Article 69 of Law 12 provides that dismissal of an individual employee requires documented evidence of the employees deficiency or wrongdoing. Grounds for dismissal include the following: submission of false certificates or references; deliberate damage to company property; commission of an error that results in grave material loss to the employer; failure to observe safety instructions; absence from work for 20 intermittent days or ten consecutive days in a year; disclosure of a firms secrets; conviction of a crime; appearance at work under the influence of drugs or alcohol; assault on the employer; or display of gross inefficiency.

The committee must decide by a majority vote. If the committee refuses the request, the employer must either drop the dismissal or pay the worker compensation. The decision issued by the committee may be challenged before the Court of Appeals, in accordance with provisions of the Civil and Commercial Procedure Law.

By law, the government may grant a company permission to cut back production and lay off workers only if the company is operating at a loss or can give some other substantial reason. Dismissals are generally not permitted for consolidation. An application by a company to lay off excess staff will lead to the summoning of a stoppage committee within 15 days.

The decision issued by the stoppage committee may be challenged before the Court of Appeals, in accordance with provisions of the Civil and Commercial Procedure Law. Appeal may be made to a district committee, which must convene within 15 days with at least five members. These members include the deputy ministers of the relevant ministry for the companys activities and those for manpower and immigration, social insurance and the interior. The committee must reach a decision within 30 days of its first session, subject to review by the manpower and immigration minister.

Articles 104130 address contract expirations. Under the present law, if employees and employer continue with the same work arrangement after a contract expires, the contract is automatically renewed.

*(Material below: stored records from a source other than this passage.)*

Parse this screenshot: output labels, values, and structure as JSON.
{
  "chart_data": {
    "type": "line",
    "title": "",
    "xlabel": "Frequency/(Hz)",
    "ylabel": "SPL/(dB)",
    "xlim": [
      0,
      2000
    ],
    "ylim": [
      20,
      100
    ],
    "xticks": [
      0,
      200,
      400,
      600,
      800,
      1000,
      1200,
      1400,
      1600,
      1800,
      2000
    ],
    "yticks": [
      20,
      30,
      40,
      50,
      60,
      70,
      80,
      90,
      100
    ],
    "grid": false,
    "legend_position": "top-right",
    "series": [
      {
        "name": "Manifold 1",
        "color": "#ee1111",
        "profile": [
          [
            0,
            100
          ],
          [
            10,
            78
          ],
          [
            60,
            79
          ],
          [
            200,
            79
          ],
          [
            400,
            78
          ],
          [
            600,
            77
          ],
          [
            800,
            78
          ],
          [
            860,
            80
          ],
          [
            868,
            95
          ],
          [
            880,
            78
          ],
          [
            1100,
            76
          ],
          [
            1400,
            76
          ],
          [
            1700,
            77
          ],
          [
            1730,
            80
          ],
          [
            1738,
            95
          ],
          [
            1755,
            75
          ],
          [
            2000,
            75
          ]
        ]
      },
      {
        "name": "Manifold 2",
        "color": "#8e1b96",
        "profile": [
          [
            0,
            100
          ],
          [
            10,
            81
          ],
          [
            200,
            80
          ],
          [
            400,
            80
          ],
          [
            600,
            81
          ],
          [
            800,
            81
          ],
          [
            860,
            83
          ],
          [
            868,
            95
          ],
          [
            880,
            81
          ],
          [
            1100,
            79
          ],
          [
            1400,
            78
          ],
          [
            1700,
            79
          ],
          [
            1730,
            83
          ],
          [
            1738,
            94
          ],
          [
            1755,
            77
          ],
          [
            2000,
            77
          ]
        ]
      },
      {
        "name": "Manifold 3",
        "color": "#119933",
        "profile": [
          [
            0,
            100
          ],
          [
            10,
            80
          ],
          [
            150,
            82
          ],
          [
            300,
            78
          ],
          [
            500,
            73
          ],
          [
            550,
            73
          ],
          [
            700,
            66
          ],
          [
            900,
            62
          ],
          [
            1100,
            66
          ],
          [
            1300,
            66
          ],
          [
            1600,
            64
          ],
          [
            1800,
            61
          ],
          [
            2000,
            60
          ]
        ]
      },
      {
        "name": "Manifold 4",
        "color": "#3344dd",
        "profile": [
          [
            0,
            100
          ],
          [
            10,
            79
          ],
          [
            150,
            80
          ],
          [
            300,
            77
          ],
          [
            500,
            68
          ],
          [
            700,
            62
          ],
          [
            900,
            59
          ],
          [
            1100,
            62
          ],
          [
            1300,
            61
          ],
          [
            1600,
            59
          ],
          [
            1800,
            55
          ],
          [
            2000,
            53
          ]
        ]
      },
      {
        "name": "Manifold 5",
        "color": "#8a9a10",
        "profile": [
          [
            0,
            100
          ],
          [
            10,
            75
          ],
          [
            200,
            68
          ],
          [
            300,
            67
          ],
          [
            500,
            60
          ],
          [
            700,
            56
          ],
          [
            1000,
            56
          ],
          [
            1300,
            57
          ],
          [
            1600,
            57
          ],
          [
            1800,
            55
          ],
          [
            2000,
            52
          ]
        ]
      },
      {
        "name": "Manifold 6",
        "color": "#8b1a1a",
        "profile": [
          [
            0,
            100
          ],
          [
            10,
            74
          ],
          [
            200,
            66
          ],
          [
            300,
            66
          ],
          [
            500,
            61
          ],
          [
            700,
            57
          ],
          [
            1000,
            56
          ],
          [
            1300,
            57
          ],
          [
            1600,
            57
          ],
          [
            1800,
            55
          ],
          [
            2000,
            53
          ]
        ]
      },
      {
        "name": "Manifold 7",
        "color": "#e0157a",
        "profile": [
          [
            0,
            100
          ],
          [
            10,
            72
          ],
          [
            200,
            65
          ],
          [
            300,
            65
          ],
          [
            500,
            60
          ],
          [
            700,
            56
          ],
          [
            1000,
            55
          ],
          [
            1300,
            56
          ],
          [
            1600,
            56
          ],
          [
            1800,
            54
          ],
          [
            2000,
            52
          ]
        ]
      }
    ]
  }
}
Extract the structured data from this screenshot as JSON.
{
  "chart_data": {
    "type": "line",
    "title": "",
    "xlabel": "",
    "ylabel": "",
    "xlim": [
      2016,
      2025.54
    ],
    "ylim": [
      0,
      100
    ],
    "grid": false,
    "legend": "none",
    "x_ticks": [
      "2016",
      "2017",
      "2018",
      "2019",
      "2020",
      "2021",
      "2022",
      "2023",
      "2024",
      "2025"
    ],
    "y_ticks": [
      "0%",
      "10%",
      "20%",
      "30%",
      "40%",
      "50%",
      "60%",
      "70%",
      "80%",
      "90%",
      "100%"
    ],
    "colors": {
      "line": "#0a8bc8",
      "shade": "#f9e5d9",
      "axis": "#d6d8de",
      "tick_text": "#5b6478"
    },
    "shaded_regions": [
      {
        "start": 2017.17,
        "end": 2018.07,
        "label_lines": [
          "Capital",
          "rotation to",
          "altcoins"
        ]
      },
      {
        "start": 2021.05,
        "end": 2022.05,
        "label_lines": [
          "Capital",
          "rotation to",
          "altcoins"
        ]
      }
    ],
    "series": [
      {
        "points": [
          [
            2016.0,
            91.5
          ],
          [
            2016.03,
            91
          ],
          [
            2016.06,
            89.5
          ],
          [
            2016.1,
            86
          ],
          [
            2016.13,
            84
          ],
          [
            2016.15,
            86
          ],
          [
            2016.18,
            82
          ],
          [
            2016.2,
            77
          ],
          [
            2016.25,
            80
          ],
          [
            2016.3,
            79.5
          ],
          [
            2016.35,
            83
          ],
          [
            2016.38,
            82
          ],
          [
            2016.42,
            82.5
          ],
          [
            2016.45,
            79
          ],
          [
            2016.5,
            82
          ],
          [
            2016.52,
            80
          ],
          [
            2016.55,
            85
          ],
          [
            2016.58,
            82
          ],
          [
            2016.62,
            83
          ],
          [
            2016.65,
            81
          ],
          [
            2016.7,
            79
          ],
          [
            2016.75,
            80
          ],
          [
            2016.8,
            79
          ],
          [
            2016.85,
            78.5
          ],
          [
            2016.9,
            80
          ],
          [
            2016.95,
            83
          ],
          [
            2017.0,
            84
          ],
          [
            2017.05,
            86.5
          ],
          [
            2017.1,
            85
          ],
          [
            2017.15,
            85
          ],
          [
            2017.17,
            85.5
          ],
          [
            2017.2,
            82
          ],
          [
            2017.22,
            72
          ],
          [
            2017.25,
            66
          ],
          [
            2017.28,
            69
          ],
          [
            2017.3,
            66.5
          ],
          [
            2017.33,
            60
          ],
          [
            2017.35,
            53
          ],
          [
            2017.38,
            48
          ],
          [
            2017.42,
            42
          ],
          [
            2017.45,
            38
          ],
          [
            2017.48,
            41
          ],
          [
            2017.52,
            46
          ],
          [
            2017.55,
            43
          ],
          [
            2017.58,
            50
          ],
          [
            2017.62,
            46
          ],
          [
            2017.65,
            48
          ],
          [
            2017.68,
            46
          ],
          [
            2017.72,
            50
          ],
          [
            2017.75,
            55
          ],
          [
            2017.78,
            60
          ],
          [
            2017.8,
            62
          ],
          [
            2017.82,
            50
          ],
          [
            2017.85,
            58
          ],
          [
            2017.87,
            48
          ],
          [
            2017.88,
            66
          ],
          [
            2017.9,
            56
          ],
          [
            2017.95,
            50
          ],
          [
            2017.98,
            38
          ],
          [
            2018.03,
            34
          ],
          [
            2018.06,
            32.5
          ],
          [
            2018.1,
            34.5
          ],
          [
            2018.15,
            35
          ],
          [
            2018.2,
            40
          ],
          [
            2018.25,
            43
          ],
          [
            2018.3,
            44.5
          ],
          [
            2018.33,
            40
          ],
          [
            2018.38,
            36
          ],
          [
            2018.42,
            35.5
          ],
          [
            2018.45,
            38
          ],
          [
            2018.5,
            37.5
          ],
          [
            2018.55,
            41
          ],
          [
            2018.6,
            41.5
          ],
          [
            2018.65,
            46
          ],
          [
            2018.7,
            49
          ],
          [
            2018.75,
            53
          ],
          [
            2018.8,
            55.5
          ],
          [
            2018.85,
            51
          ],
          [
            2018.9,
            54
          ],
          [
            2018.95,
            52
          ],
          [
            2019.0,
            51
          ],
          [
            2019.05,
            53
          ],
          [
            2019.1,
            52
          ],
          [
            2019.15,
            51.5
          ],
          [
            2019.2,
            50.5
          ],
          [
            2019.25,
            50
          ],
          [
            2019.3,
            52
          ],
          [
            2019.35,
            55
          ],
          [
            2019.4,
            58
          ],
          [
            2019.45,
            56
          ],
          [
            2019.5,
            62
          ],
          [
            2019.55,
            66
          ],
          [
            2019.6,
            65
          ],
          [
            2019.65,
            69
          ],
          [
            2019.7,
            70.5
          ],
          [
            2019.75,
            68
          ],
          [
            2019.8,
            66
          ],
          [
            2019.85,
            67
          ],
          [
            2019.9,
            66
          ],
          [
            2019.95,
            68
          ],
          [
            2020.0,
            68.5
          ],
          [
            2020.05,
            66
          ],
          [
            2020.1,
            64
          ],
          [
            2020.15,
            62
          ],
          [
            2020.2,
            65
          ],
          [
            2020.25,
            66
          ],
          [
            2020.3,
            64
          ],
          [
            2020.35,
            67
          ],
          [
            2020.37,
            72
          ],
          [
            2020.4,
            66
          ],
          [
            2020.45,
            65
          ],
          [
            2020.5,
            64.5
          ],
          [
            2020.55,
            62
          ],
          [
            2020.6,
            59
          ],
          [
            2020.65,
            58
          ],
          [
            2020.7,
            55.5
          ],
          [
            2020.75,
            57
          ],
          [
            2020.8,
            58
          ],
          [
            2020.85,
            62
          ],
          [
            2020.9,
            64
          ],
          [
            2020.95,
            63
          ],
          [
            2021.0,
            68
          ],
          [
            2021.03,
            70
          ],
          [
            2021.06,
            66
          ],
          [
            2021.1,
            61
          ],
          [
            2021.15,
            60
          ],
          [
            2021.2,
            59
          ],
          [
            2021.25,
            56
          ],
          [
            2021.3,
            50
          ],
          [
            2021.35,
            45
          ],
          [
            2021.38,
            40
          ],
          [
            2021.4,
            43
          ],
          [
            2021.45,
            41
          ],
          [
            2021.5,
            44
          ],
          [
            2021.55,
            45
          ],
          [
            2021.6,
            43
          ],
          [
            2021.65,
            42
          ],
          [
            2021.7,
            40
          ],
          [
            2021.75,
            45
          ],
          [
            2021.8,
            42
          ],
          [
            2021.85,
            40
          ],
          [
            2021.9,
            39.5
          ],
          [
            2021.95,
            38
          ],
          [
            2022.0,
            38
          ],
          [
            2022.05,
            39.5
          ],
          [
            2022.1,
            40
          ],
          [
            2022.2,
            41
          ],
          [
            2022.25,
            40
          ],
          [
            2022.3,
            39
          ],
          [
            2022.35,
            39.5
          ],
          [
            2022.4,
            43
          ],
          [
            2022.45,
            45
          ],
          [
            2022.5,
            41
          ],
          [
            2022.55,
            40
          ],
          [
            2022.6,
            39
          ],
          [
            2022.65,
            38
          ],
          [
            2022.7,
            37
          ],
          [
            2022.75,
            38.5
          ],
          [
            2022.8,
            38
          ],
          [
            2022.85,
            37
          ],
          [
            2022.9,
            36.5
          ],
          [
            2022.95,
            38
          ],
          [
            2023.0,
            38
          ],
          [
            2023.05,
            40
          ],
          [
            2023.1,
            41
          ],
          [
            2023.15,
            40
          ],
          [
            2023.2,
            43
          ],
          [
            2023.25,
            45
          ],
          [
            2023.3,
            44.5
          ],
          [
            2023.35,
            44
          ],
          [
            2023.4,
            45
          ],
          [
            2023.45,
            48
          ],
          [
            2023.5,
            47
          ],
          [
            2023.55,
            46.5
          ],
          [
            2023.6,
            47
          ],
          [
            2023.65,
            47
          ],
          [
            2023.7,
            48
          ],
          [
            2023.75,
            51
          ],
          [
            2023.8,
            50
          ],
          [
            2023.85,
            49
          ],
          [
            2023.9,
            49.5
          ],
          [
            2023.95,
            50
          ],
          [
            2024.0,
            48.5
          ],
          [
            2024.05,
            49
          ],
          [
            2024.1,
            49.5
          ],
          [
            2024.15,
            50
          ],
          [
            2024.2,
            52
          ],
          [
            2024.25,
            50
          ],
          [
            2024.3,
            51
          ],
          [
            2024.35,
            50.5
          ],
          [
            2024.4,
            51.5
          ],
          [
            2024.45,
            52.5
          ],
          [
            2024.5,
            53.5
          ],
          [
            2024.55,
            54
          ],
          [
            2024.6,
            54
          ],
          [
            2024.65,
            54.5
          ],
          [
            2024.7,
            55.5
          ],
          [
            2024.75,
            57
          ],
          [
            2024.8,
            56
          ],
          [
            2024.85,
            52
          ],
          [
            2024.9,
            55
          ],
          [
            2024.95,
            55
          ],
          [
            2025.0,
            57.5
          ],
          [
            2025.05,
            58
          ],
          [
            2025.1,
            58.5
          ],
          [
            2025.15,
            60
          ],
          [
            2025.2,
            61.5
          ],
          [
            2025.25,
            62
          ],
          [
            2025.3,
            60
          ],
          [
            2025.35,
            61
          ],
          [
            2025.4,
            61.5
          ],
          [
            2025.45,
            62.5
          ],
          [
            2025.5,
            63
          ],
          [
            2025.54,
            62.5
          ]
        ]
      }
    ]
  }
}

Significantly, contracts renewed by default in this way become indefinite.

For a contract with an indefinite period, the employer may not terminate the contract unless the employee is guilty of wrongdoing as stipulated under Article 69. Expired contracts can also be renewed for a limited term by agreement between both parties.

An employer is legally responsible for providing two months notice of termination for employees with an employment contract of less than ten years, and three months notice if a contract extends beyond ten years. The labour contract remains legal during the notification period. Upon notification, the employee has the right to take off one day a week to search for other work until a job is found or the notification period ends.

Article 125 puts the retirement age at 60 years.